S’agissant du point précédent, les sommes que vous évoquez sont très importantes. Elles sont visiblement liées, d’après ce qu’on en comprend en tout cas, à des négociations transactionnelles entre France Télévisions et les personnes concernées, en raison d’un risque de recours aux prud’hommes. Bien évidemment, dans ces cas-là, les négociations aboutissent au-dessus des minima imposés par l’accord d’entreprise ou par la convention collective. Je ne commenterai pas les montants en tant que tels, mais le fait que certains soient supérieurs aux minima est tout à fait normal.
Vous posez la question du départ de salariés de France Télévisions vers des sociétés de production et des commandes qui peuvent être passées à ces sociétés où se trouvent d’anciens salariés de France Télévisions. Je pense que France Télévisions a commencé à y travailler et a mis en place un certain nombre de règles déontologiques, dans ce sens et dans l’autre. Il est important de se demander – c’est une des missions de votre commission d’enquête – si les règles en vigueur sont suffisantes.
De notre point de vue, il n’y a aucun inconvénient à rendre plus contraignante la déontologie concernant les « transferts » de salariés de France Télévisions vers des sociétés de production. Il y a différents moyens de les encadrer. La référence à la clause de non-concurrence n’est peut-être pas la bonne mais, dans l’esprit, oui, on pourrait envisager qu’un ancien salarié de France Télévisions qui se retrouve dans une boîte de prod ne puisse pas passer plus de tant de commandes, avant tant de temps, etc. On peut mettre des garde-fous pour éviter ce genre de cas. Mais, pour moi, ce n’est pas tout à fait la même gymnastique qu’une clause de non‑concurrence.
M. le président Jérémie Patrier-Leitus. Oui, vous avez raison, ce n’est peut-être pas le dispositif le plus pertinent. C’était un exemple parmi d’autres d’encadrement dans des circonstances comparables.
M. Samuel Kaminka. Pour aller dans le sens d’une sorte de philosophie générale, pour des raisons éthiques, morales, de bonne concurrence, nos organisations sont favorables à l’encadrement des transferts. Sur le principe, en tant qu’organisations, nous avons toujours soutenu – je pense à l’Uspa, même si ce n’est pas ma chapelle, qui a soutenu la charte de développement pour rendre les décisions plus collégiales – le fait de mieux contrôler le circuit de décision, de le rendre plus équitable. En tant qu’organisation, nous nous sommes toujours déclarés en faveur de ces mesures-là. Nous sommes cohérents avec nous-mêmes.
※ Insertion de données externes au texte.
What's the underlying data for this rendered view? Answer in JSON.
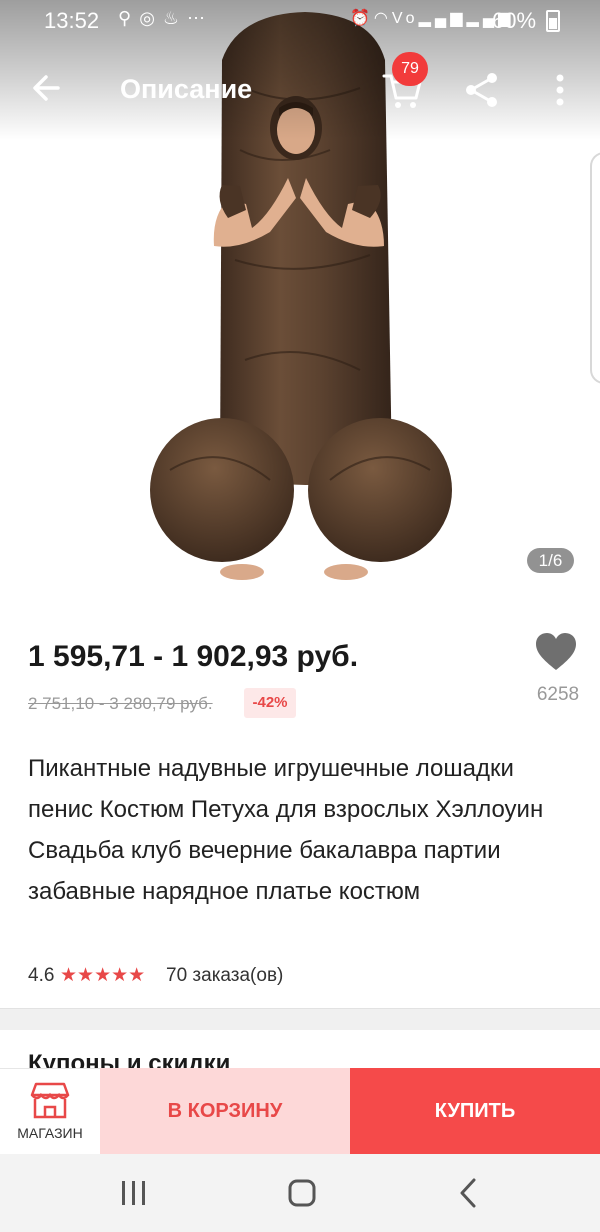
{
  "status_bar": {
    "time": "13:52",
    "left_icons": [
      "search-icon",
      "sber-icon",
      "notification-icon",
      "more-dots-icon"
    ],
    "right_icons": [
      "alarm-icon",
      "wifi-icon",
      "volte-icon",
      "signal-icon",
      "signal-icon"
    ],
    "battery": "60%"
  },
  "app_bar": {
    "title": "Описание",
    "cart_badge": "79"
  },
  "gallery": {
    "counter": "1/6"
  },
  "price": {
    "current": "1 595,71 - 1 902,93 руб.",
    "old": "2 751,10 - 3 280,79 руб.",
    "discount": "-42%"
  },
  "favorite": {
    "count": "6258"
  },
  "product": {
    "title": "Пикантные надувные игрушечные лошадки пенис Костюм Петуха для взрослых Хэллоуин Свадьба клуб вечерние бакалавра партии забавные нарядное платье костюм"
  },
  "rating": {
    "value": "4.6",
    "stars": "★★★★★",
    "orders": "70 заказа(ов)"
  },
  "sections": {
    "coupons": "Купоны и скидки"
  },
  "actions": {
    "shop": "МАГАЗИН",
    "add_to_cart": "В КОРЗИНУ",
    "buy": "КУПИТЬ"
  },
  "colors": {
    "accent": "#f54a4a",
    "accent_light": "#fdd8d8",
    "badge": "#f23b3b",
    "costume_brown": "#5e4330"
  }
}
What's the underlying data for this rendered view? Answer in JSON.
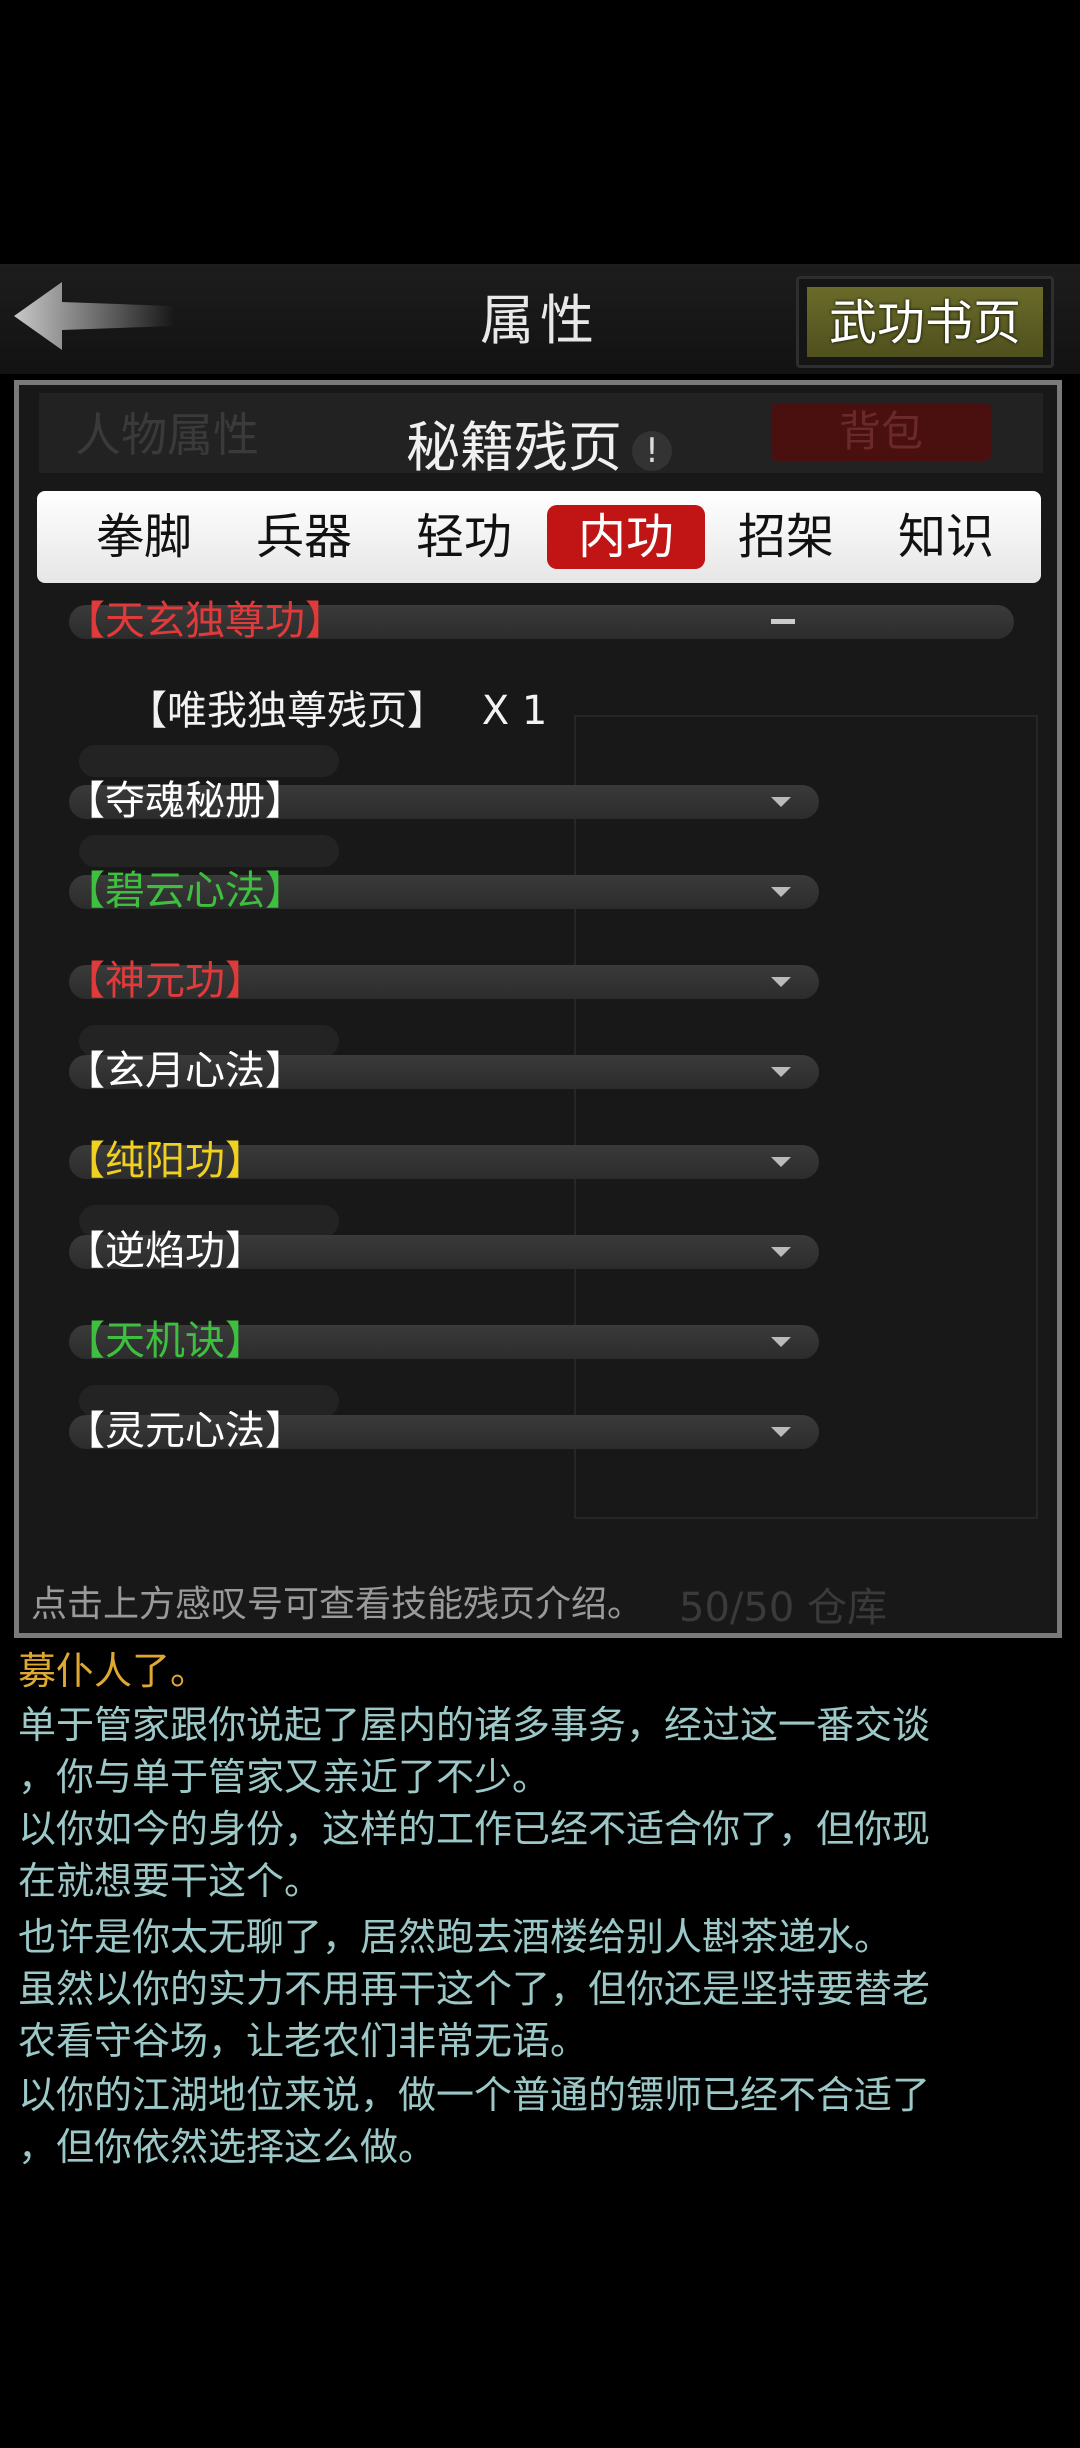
{
  "header": {
    "title": "属性",
    "right_button": "武功书页"
  },
  "panel": {
    "subtab_character": "人物属性",
    "title": "秘籍残页",
    "info_symbol": "!",
    "subtab_bag": "背包",
    "categories": [
      {
        "label": "拳脚",
        "active": false
      },
      {
        "label": "兵器",
        "active": false
      },
      {
        "label": "轻功",
        "active": false
      },
      {
        "label": "内功",
        "active": true
      },
      {
        "label": "招架",
        "active": false
      },
      {
        "label": "知识",
        "active": false
      }
    ],
    "items": [
      {
        "label": "【天玄独尊功】",
        "color": "#e03a3a",
        "expanded": true
      },
      {
        "label": "【夺魂秘册】",
        "color": "#ffffff",
        "expanded": false
      },
      {
        "label": "【碧云心法】",
        "color": "#3fbf3f",
        "expanded": false
      },
      {
        "label": "【神元功】",
        "color": "#e03a3a",
        "expanded": false
      },
      {
        "label": "【玄月心法】",
        "color": "#ffffff",
        "expanded": false
      },
      {
        "label": "【纯阳功】",
        "color": "#f0d020",
        "expanded": false
      },
      {
        "label": "【逆焰功】",
        "color": "#ffffff",
        "expanded": false
      },
      {
        "label": "【天机诀】",
        "color": "#3fbf3f",
        "expanded": false
      },
      {
        "label": "【灵元心法】",
        "color": "#ffffff",
        "expanded": false
      }
    ],
    "expanded_detail": {
      "name": "【唯我独尊残页】",
      "count": "X 1"
    },
    "hint": "点击上方感叹号可查看技能残页介绍。",
    "background_ghost": {
      "capacity": "50/50 仓库"
    }
  },
  "story_log": [
    {
      "text": "募仆人了。",
      "highlight": true
    },
    {
      "text": "单于管家跟你说起了屋内的诸多事务，经过这一番交谈",
      "highlight": false
    },
    {
      "text": "，你与单于管家又亲近了不少。",
      "highlight": false
    },
    {
      "text": "以你如今的身份，这样的工作已经不适合你了，但你现",
      "highlight": false
    },
    {
      "text": "在就想要干这个。",
      "highlight": false
    },
    {
      "text": "也许是你太无聊了，居然跑去酒楼给别人斟茶递水。",
      "highlight": false
    },
    {
      "text": "虽然以你的实力不用再干这个了，但你还是坚持要替老",
      "highlight": false
    },
    {
      "text": "农看守谷场，让老农们非常无语。",
      "highlight": false
    },
    {
      "text": "以你的江湖地位来说，做一个普通的镖师已经不合适了",
      "highlight": false
    },
    {
      "text": "，但你依然选择这么做。",
      "highlight": false
    }
  ]
}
M. Charles Alloncle, rapporteur. Vous parlez de règles de déontologie que France Télévisions fixe. Où peut-on les trouver ? Existe-t-il un document que vous pourriez nous faire parvenir ou que je pourrais demander à France Télévisions ?
M. Stéphane Le Bars. C’est à l’entreprise qu’il faut poser la question.
M. Charles Alloncle, rapporteur. Est-ce qu’un guide est envoyé à toutes les sociétés de production ou à leurs représentants ? Comment ça se manifeste ?
M. le président Jérémie Patrier-Leitus. J’aimerais qu’on aille au bout de cette question. Quand vous avez un salarié de France Télévisions dans vos équipes, comment le gérez-vous concrètement ? Nous poserons aussi la question à Banijay et à Mediawan – peut-être que cela ne vous concerne pas directement. Mais cela nous intéresse de connaître les impacts sur vos pratiques ainsi que les règles déontologiques que vous appliquez vous-mêmes.
Mme Iris Bucher. Nous n’avons pas entre nos mains un tel document. Je ne peux pas parler au nom des sociétés que nous représentons – elles sont nombreuses. Je pense que c’est une question qu’il faut plutôt poser à France Télévisions.
M. le président Jérémie Patrier-Leitus. Cela veut dire que si vous recrutez un salarié de France Télévisions, il peut participer à des appels d’offres de ce même groupe sans problème ?
Mme Iris Bucher. La loi ne l’interdit pas.
M. le président Jérémie Patrier-Leitus. Il y a la loi et puis il y a la déontologie que les secteurs se donnent.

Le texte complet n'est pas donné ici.